Ella no leía. Declamaba los versos de Dante con una entonación tal, que oyéndola era imposible no amar la poesía. Clase tras clase, me fue contagiando su éxtasis. Las escenas infernales ocuparon el colegio. Los corredores circulares se llenaron de personajes que sufrían los más duros castigos, mientras mi maestra y yo recorríamos uno a uno los recintos del inframundo.

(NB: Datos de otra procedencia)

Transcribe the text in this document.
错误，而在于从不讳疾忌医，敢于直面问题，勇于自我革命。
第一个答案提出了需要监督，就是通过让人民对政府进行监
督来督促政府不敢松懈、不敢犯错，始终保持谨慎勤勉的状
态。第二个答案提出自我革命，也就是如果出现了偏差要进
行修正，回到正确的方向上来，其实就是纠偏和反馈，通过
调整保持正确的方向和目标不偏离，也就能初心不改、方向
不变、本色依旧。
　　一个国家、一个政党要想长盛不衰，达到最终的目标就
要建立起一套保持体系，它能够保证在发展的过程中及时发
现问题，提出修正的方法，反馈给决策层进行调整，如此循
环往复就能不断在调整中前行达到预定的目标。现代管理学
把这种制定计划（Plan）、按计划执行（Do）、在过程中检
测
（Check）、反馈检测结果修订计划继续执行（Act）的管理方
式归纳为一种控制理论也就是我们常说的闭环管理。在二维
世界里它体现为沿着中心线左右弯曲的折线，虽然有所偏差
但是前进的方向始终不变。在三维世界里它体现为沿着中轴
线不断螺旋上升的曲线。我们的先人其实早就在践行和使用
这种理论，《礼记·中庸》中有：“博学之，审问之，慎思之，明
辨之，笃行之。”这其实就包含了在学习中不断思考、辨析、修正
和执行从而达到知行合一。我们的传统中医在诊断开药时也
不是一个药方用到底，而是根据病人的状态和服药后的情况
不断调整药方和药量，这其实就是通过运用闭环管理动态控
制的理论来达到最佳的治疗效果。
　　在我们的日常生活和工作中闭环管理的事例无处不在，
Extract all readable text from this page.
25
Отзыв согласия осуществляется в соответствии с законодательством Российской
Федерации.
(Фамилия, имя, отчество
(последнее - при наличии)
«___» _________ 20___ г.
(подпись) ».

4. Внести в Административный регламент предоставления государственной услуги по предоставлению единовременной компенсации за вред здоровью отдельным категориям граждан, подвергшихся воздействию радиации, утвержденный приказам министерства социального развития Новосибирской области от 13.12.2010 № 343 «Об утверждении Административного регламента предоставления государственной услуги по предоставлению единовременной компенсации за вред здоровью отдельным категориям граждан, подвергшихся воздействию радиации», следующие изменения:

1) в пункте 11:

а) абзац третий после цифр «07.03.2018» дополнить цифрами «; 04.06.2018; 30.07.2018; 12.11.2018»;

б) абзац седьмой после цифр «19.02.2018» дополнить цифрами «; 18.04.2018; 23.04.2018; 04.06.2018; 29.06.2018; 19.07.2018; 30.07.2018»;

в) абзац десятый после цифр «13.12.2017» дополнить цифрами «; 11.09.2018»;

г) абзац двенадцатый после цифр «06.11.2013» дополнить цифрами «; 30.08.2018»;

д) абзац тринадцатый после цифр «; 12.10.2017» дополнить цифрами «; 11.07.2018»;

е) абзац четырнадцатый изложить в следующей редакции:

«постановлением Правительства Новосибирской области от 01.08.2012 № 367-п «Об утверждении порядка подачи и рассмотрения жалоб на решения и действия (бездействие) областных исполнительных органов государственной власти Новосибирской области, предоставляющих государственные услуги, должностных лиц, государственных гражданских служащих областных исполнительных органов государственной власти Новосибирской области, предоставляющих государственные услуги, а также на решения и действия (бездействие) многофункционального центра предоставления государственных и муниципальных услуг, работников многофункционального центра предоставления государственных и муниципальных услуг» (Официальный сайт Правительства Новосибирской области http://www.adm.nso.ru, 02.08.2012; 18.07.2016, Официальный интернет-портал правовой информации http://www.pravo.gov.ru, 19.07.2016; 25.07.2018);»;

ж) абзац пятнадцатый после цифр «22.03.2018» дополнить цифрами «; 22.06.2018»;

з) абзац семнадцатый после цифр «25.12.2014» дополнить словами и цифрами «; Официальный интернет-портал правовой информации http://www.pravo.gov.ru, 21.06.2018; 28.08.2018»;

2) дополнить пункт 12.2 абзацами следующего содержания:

Una mañana me armé de valor. Al final de la clase me le acerqué. En voz muy baja, como si le confesara un pecado, le dije que yo escribía versos. Me miró con sorpresa, lo celebró y me invitó a mostrarle algo. Dos o tres frases suyas fueron suficientes para descubrir los sentidos ocultos de las palabras y el encanto del lenguaje poético: Decir que las estrellas brillan y la noche es oscura, es como decir que los ojos miran y los oídos oyen. Si el hielo es frío y el fuego quema, dijo, un poeta puede convertirlos en hielo abrasador o en fuego helado. 

Al finalizar el año, ante mi angustia por la orfandad escolar y el inminente mundo del trabajo que sentía como algo amenazante, me atreví a pedir su consejo. Un ardor en el estómago, semejante al hambre, me anunciaba que ser secretaria no era mi vocación. Ella fue cariñosa y enfática: «¡La escritura! ¡Escribir es lo suyo!» Aquella fue la última vez que la vi.

Pocos meses después de mi grado, ya empleada en un banco, oprimida entre arrumes de cheques y formatos, me enteré de su muerte. Sentí el impulso de renunciar a mi trabajo y devoré entera La Divina Comedia. La imagen de mi guía, su pasión, el hambre que me entraba y el Canto XXXII del Infierno, no se desvanecen. Aún veo las cabezas sumergidas en el hielo, una sobre la otra, comiendo cráneo y sesos.

…y ellos así me hablaron, pues movido

por el hambre creyeron que lo hacía:

“Menos nos dolerá, padre querido,

si nos comes; de carne nos vestiste

y puedes desnudar lo que has vestido”.

Por no apenarlos me calmaba, triste;

un día y otro mudos estuvimos.

¡Ay!, ¿por qué, cruel tierra, no te abriste?